# Pool Filter Sand Benefits



## TJ8 (Jan 14, 2014)

What makes pool filter sand better than any other type of sand? What maintenance does it need? Or is there a better form of sand that is cheap and readily available? I've never used sand before and it seems the general consensus is that PFS is the best. How bad is it for a canister filter? I also recently bought a second hand tank that came with a canister filter that I believe is some kind of Eheim.
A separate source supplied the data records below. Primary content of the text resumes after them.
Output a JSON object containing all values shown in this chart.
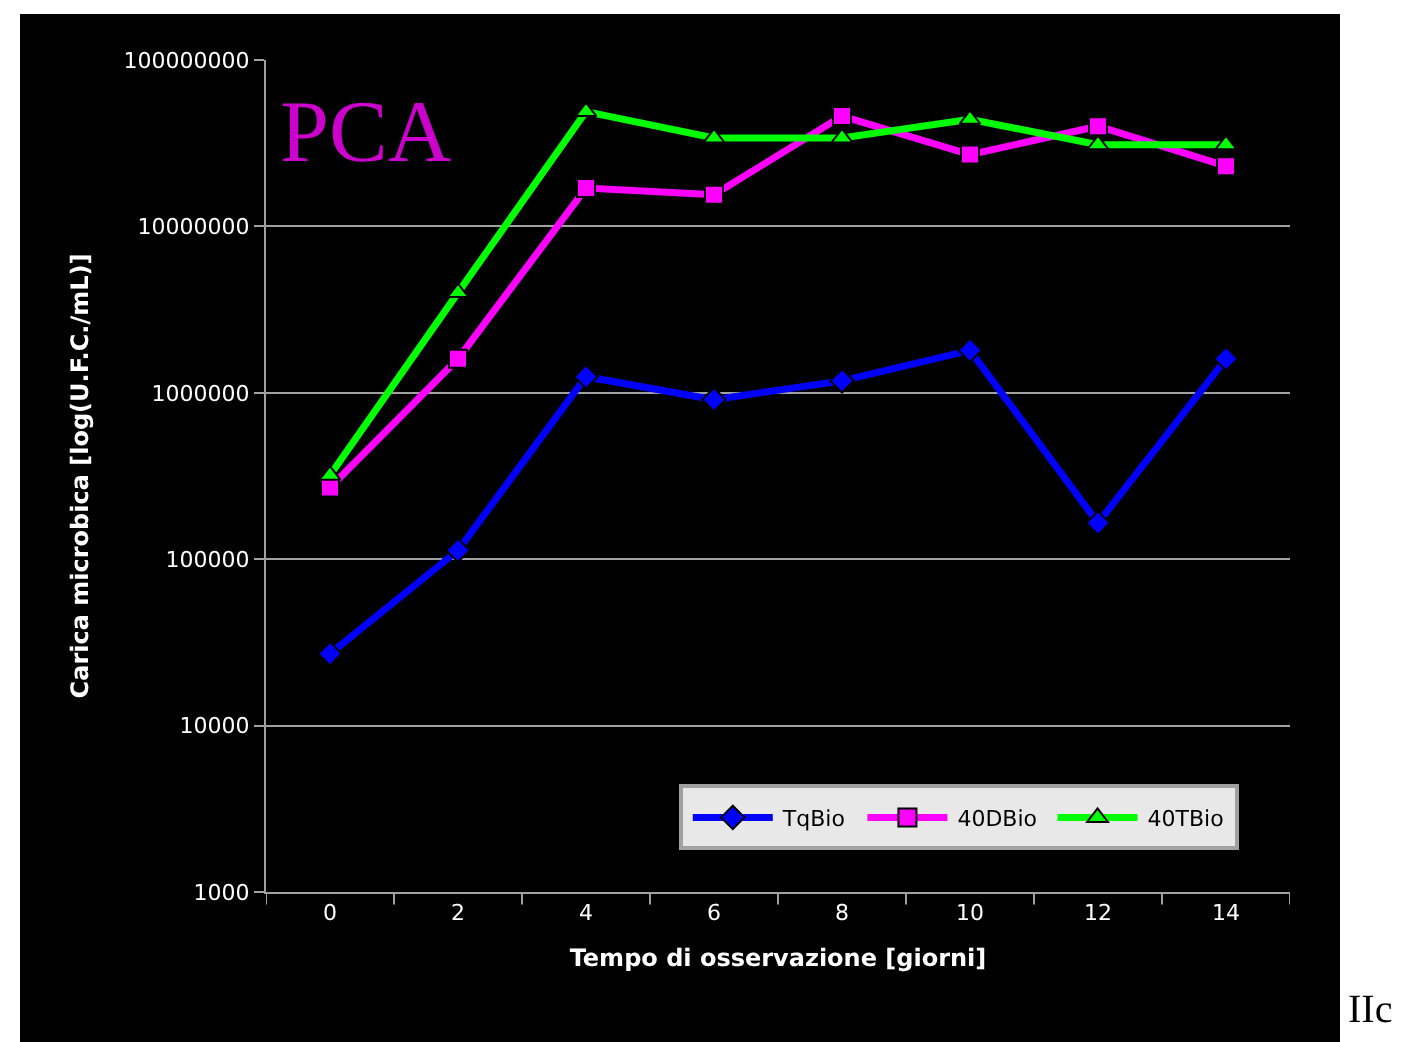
{
  "chart_data": {
    "type": "line",
    "title": "PCA",
    "xlabel": "Tempo di osservazione [giorni]",
    "ylabel": "Carica microbica [log(U.F.C./mL)]",
    "categories": [
      "0",
      "2",
      "4",
      "6",
      "8",
      "10",
      "12",
      "14"
    ],
    "series": [
      {
        "name": "TqBio",
        "color": "#0000ff",
        "marker": "diamond",
        "values": [
          27000,
          113000,
          1250000,
          910000,
          1180000,
          1800000,
          165000,
          1600000
        ]
      },
      {
        "name": "40DBio",
        "color": "#ff00ff",
        "marker": "square",
        "values": [
          270000,
          1600000,
          17000000,
          15500000,
          46000000,
          27000000,
          40000000,
          23000000
        ]
      },
      {
        "name": "40TBio",
        "color": "#00ff00",
        "marker": "triangle",
        "values": [
          320000,
          4000000,
          49000000,
          34000000,
          34000000,
          44000000,
          31000000,
          31000000
        ]
      }
    ],
    "log": true,
    "ylim": [
      1000,
      100000000
    ],
    "yticks": [
      1000,
      10000,
      100000,
      1000000,
      10000000,
      100000000
    ],
    "grid": "y",
    "legend": "bottom right",
    "line_style": "solid",
    "annotations": [
      "IIc"
    ]
  }
}
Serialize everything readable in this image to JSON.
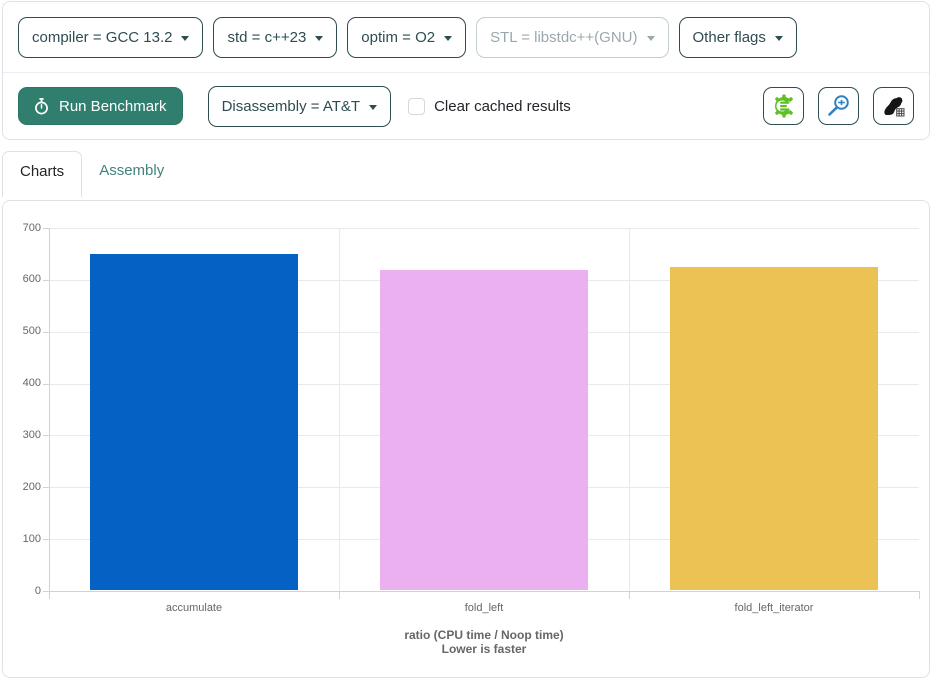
{
  "toolbar": {
    "filters": [
      {
        "label": "compiler = GCC 13.2",
        "disabled": false
      },
      {
        "label": "std = c++23",
        "disabled": false
      },
      {
        "label": "optim = O2",
        "disabled": false
      },
      {
        "label": "STL = libstdc++(GNU)",
        "disabled": true
      },
      {
        "label": "Other flags",
        "disabled": false
      }
    ],
    "run_button_label": "Run Benchmark",
    "disassembly_label": "Disassembly = AT&T",
    "clear_cache_label": "Clear cached results",
    "icon_buttons": [
      {
        "name": "compiler-explorer",
        "color": "#5fbf27"
      },
      {
        "name": "cpp-insights",
        "color": "#2f82c2"
      },
      {
        "name": "github-project",
        "color": "#151515"
      }
    ]
  },
  "tabs": {
    "charts": "Charts",
    "assembly": "Assembly"
  },
  "colors": {
    "theme_dark": "#2e4d52",
    "run_button_bg": "#2f7e6e",
    "link_teal": "#41837d",
    "card_border": "#dee2e6",
    "disabled_text": "#9aa8ae"
  },
  "chart_data": {
    "type": "bar",
    "categories": [
      "accumulate",
      "fold_left",
      "fold_left_iterator"
    ],
    "values": [
      650,
      619,
      624
    ],
    "bar_colors": [
      "#0562c4",
      "#eab0f0",
      "#ecc255"
    ],
    "title": "ratio (CPU time / Noop time)",
    "subtitle": "Lower is faster",
    "xlabel": "",
    "ylabel": "",
    "ylim": [
      0,
      700
    ],
    "ytick_step": 100,
    "grid": true,
    "legend": "none",
    "tick_color": "#666666",
    "grid_color": "#e9e9e9",
    "axis_color": "#d2d2d2"
  }
}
Any recommendation on media?


----------



## scent troll (Apr 4, 2005)

Playsand is very fine sand & can get compacted if you have it too deep, pool filter sand has more uniform grains as it's designed to let flow through it.

play sand or regular sand will cloud the water and has a harder time staying on the substrate of the tank...meaning it is easily lifted and suspended in the water endangering your filters motor. pool sand is essentially designed for water and will be a very good substrate. its worth the extra money for the right stuff. you wont regret it

http://www.amazon.com/Best-Sellers-Pet-Supplies-Aquarium-Sand/zgbs/pet-supplies/3052416011

^big money savers


----------



## TJ8 (Jan 14, 2014)

I live in Chicago so it's hard to find in a normal hardware store, but a specialty pool store has 50 lbs. for $8.99! I think I'm going to go with that!


----------



## scent troll (Apr 4, 2005)

absolutely! it doesn't matter where you get it from, its all the same. 
that's a really really good deal. my advice, just sift it as much as possible to remove and particulates and when you add it give it a day or so but it should settle and will stay settled very nicely.

youll be happy with the results. sand bottoms have such a nice look.

to answer your maint. part of the question it will take a little more cleaning up. unlike gravel pretty much every bit of food and poop will stay on the surface of the sand. so you will have to use a syphon a bit more then you might have otherwise. 
but its not a pain


----------